Rain continued to fall in torrents, making Audrey question her love of the Pacific Northwest and this park and the rainforest around the lodge in particular. Thank goodness she’d gotten wool socks and high-quality leather hiking boots from Danielle Baldwin, or her feet would be soaked and numb with cold as she trudged through the woods to Jeb McCutcheon’s cabin.
She was weary in the extreme, but still wired with adrenaline. She’d had no idea her body could perform at this pace, especially at eleven and a half weeks pregnant, but survival instincts overrode hormones, apparently.
Jeb’s cabin, at the farthest end of the road from the lodge, was closer than any other to George’s forest hideaway on the opposite side of the falls. Kaxo Falls sat at the top of the lumpy boot, while Jeb’s was on the back of the calf.
Between Jeb’s place and the falls was a campground that had an historic CCC picnic shelter that was due for refurbishment this summer. Jeb often complained about campers on his property. A thinning of the clouds to the northwest allowed the moon’s glow to penetrate and cast faint illumination across the lake, allowing her to read the half dozen “NO TRESSPASSING” signs Jeb had posted around his property.
They stuck to the shadows of the trees as much as possible as they watched the old cabin and carriage house, which now served as a garage.
“We’ll wait for the clouds in front of the moon to thicken again, then make a move on the house,” Xavier whispered, his lips brushing her ear so he could be heard over the steady beat of raindrops on her hood.
She nodded. After hours of wishing for the slightest bit of illumination so she could see her feet, it was a bit odd to be wishing the light away. But the moon would be lost behind the hills and trees to the northwest in another hour or so anyway. It would set a little more than an hour before sunrise. According to Xavier, at that point, they would be setting up their tent deep in the woods, and her body ached for that moment when she could collapse in a warm sleeping bag.
She studied the cabin, which was one of the oldest structures on the lake—predating the lodge by at least ten years. She hadn’t always gotten along with Jeb—the confrontation she’d had with him in mid-November when the looting was discovered was a case in point—but she grieved his loss. He’d loved this land even more than she did, and he’d devoted his life to protecting it, even if she disagreed with his methods and sometimes his views.
He’d been a gruff Vietnam vet with an understandable deep distrust of the government. He’d viewed every action by the park with suspicion. And of course, in many instances, he wasn’t wrong. After all, ONP’s early days had been rife with colonialism. It hadn’t been a golden age for the tribal members who’d been locked out of their usual and accustomed fishing and hunting areas—theirs by right of treaties signed over a hundred and sixty years ago. But even Jeb recognized the progress of the last few decades. George’s tribe had reclaimed their ancestral cabin, and George was granted unrestricted use of the woodshop and official title as master carver for the park.
The park didn’t do everything wrong. But Audrey knew the park didn’t do everything right either.

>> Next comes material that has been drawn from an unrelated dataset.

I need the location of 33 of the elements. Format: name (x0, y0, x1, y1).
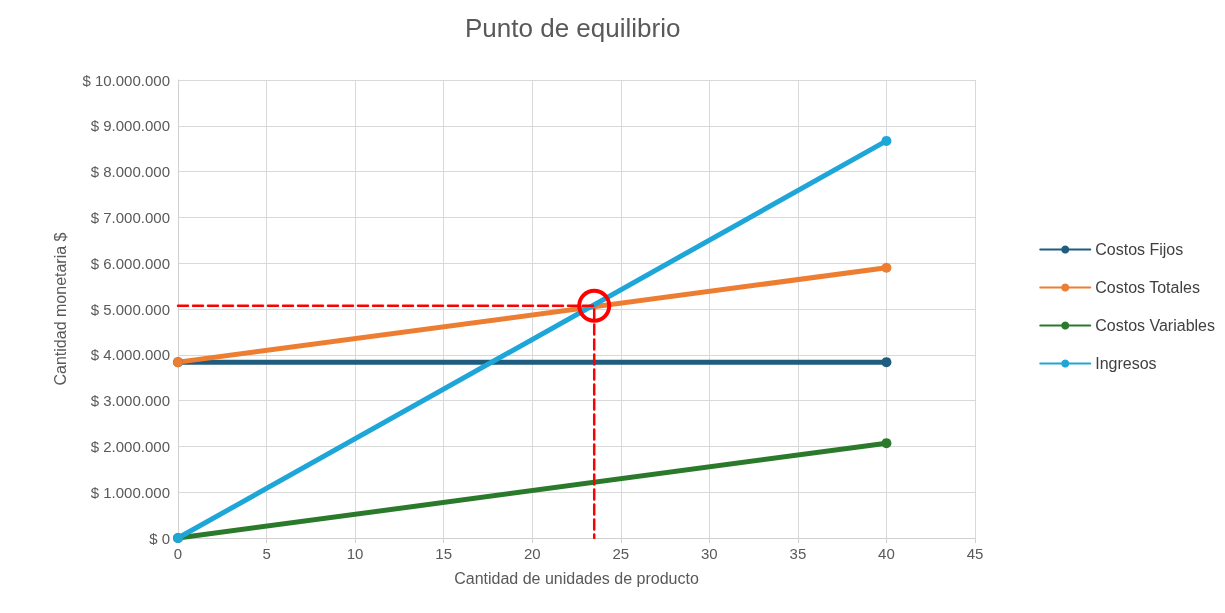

ONP could never make up for all the losses the tribes had suffered over the centuries, but at least they were making an inclusive effort and offered reparations in ways the park could give.
Now Jeb was dead and George… Where was he?
He’d been close to Jeb. They both had been sent to Vietnam at the tender age of nineteen, serving a few years apart. Audrey figured a bond had formed when they both returned, utterly changed from who they’d been previously and needing the touch point of someone who understood the experience.
Had George known Jeb planned to stay in his cabin during the training? What had been Jeb’s plan?
She dearly hoped they’d find answers in his cabin. Plus, she harbored a hope that maybe his phone line—and all the phones on this side of the split in the road—still worked. Then Xavier could call the Navy, who would swoop in and rescue everyone.
Hope was dangerous, but it had enabled her to place one foot in front of the other for the last miserable hour. Hope was the only thing that kept incapacitating fear at bay.